This week's hearings into the botched recall of 2.6 million cars by General Motors produced more heat for the automaker and regulators than light, with GM chief executive Mary Barra excorciated by lawmakers for the automaker's mistakes. All of the questions built from the same unstated premise: cars and their parts should always be safe, and automakers like GM should fix them when they’re not.
Yet in many cases, how the industry and government regulators define a safety defect isn’t a yes-or-no question — and it’s another GM issue involving millions of vehicles that demonstrates the twilight zone in between.
For more a decade, thousands of owners of GM full-size pickups and SUVs — mainly the Chevy Silverado and GMC Sierra — have complained to federal regulators and GM about rusted brake lines.

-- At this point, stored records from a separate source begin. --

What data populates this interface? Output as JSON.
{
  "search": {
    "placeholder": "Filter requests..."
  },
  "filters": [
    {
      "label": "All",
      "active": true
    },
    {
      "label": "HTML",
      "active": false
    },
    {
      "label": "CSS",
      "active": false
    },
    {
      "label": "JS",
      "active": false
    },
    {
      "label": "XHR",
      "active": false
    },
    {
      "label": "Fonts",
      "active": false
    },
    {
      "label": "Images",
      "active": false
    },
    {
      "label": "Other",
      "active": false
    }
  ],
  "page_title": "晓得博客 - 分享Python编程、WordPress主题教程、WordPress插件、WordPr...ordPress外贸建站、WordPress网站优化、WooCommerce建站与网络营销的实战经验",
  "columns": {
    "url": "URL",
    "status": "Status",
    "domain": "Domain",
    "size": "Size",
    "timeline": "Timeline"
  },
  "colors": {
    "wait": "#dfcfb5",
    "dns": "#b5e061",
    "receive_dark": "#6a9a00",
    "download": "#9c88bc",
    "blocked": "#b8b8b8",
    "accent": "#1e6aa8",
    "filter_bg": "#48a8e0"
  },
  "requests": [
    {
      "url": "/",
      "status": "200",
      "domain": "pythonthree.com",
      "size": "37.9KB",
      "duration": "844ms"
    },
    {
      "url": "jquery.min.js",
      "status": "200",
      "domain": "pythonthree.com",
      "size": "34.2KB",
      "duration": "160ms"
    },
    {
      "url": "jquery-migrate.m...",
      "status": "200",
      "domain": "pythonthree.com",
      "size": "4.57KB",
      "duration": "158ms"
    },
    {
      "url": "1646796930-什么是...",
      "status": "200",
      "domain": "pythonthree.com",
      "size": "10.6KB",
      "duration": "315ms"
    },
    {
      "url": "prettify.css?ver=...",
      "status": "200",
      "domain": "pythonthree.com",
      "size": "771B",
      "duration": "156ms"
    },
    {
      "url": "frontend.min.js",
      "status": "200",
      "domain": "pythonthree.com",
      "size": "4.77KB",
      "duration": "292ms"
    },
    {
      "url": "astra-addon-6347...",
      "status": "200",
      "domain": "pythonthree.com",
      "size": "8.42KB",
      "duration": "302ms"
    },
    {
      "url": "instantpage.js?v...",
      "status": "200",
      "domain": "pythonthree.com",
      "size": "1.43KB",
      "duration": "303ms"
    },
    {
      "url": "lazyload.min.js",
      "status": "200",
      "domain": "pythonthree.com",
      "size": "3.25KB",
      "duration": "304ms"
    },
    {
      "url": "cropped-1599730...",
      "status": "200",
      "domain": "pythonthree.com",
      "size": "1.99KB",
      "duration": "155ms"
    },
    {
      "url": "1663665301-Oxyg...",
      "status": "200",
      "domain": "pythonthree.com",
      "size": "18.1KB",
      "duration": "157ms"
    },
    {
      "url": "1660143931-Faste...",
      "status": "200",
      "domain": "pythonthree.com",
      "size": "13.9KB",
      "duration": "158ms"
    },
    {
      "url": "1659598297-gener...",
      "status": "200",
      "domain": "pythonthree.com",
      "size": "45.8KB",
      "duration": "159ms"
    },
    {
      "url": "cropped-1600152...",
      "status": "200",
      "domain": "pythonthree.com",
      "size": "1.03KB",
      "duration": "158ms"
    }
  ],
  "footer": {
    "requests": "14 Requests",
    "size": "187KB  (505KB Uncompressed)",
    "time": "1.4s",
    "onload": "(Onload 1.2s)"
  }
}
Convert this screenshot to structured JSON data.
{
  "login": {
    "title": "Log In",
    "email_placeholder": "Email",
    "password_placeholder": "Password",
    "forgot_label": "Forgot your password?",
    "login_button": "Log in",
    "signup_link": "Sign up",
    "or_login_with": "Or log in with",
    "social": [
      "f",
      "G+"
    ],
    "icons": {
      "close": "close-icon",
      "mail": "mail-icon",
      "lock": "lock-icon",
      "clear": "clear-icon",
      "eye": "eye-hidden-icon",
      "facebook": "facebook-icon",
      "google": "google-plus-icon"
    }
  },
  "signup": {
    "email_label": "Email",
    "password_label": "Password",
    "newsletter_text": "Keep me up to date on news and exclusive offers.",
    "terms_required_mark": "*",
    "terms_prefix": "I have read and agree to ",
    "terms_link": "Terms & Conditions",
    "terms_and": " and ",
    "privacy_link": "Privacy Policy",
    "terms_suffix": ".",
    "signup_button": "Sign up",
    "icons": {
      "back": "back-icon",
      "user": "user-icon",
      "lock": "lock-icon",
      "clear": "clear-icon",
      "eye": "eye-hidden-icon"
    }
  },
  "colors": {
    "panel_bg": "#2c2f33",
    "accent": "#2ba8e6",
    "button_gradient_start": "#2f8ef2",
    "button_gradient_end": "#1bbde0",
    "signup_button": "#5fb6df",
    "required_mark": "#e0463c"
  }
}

The trucks use small steel pipes to route brake fluid between the wheels and control pumps, and those lines can rust to failure, especially in northern states that salt their roads frequently in winter.
It’s a well-known problem among GM truck owners and mechanics, several of whom have documented their troubles in online videos. While most of the complaints involve models made between 1999 and 2006, some newer vehicles have seen complaints as well.
And scores of owners have reported a sudden brake failure while driving due to their rusted brake lines giving way on the road. One owner told federal officials about just such a failure in a 2005 Silverado this February:
While approaching a red light at 28 mph and pressing the brake, the pedal went completely to the floor and the vehicle did not slow down. I pumped the pedal repeatedly and only slight braking action could be achieved. I went through the intersection just narrowly missing two crossing cars and turned onto a nearby side street. After finally getting the vehicle to stop, I got out and saw a puddle of brake fluid forming a few feet behind the driver side front wheel.
In March 2010, the National Highway Traffic Safety Administration launched an investigation into the problem, counting 763 complaints including 26 crashes and three injuries. NHTSA also found that the failure rate of brake lines on GM’s trucks in winter states was far higher than in warm-weather states — 43 per 100,000 sold in the north vs. 3 per 100,000 elsewhere, and that in a quarter of cases the system failed on the road without warning. In January 2011, NHTSA upgraded the probe to an “engineering analysis” on at least 1.7 million vehicles, often the final step before an automaker issues a recall or the agency orders one.
Since then, there’s been silence.
The NHTSA analysis has now been open three years without a resolution — the oldest open case at the agency today, and the second-longest probe in its history. Most investigations are resolved either with a recall or a finding by NHTSA that no action was necessary in a matter of months, but the GM case has lingered as the agency has collected data from automakers and updates with GM.
NHTSA declined to comment, citing a policy of not speaking on open investigations. But in previous cases, similar delays were a sign of the agency simply not being sure whether to press for a recall, typically in the face of an automaker’s opposition. Its longest probe, a question about roll-aways in older Ford Explorer SUVs, went 3 1/2 years before NHTSA decided to close the case without taking action.
GM maintains brake lines failing due to rust don’t pose a safety problem, saying even if one should fail suddenly, the system has separate circuts that should still bring the truck to a halt, and that dashboard warning lights and brake fluid leaks are enough to warn owners before an emergency. It also contends other automakers have brake lines which rust and fail, and that such parts should be checked just as brake pads and discs are.
In response to continuing complaints, GM does offer a discounted brake-line repair kit, which it estimates should cost about $500 versus the $2,000 such a repair had cost in the past.
As with the Cobalt recall, GM's bankruptcy shields it from liability for any crash that happened before July 2009. And as NHTSA interim chief David Friedman told Congress this week, the agency has no set rules for opening, closing or pushing for a recall — leaving truck owners who worry about the safety of their vehicles to watch, and wait.
"We look for further evidence, we look for trends, but we consciously do not have a threshold," Friedman said, "because each case is different."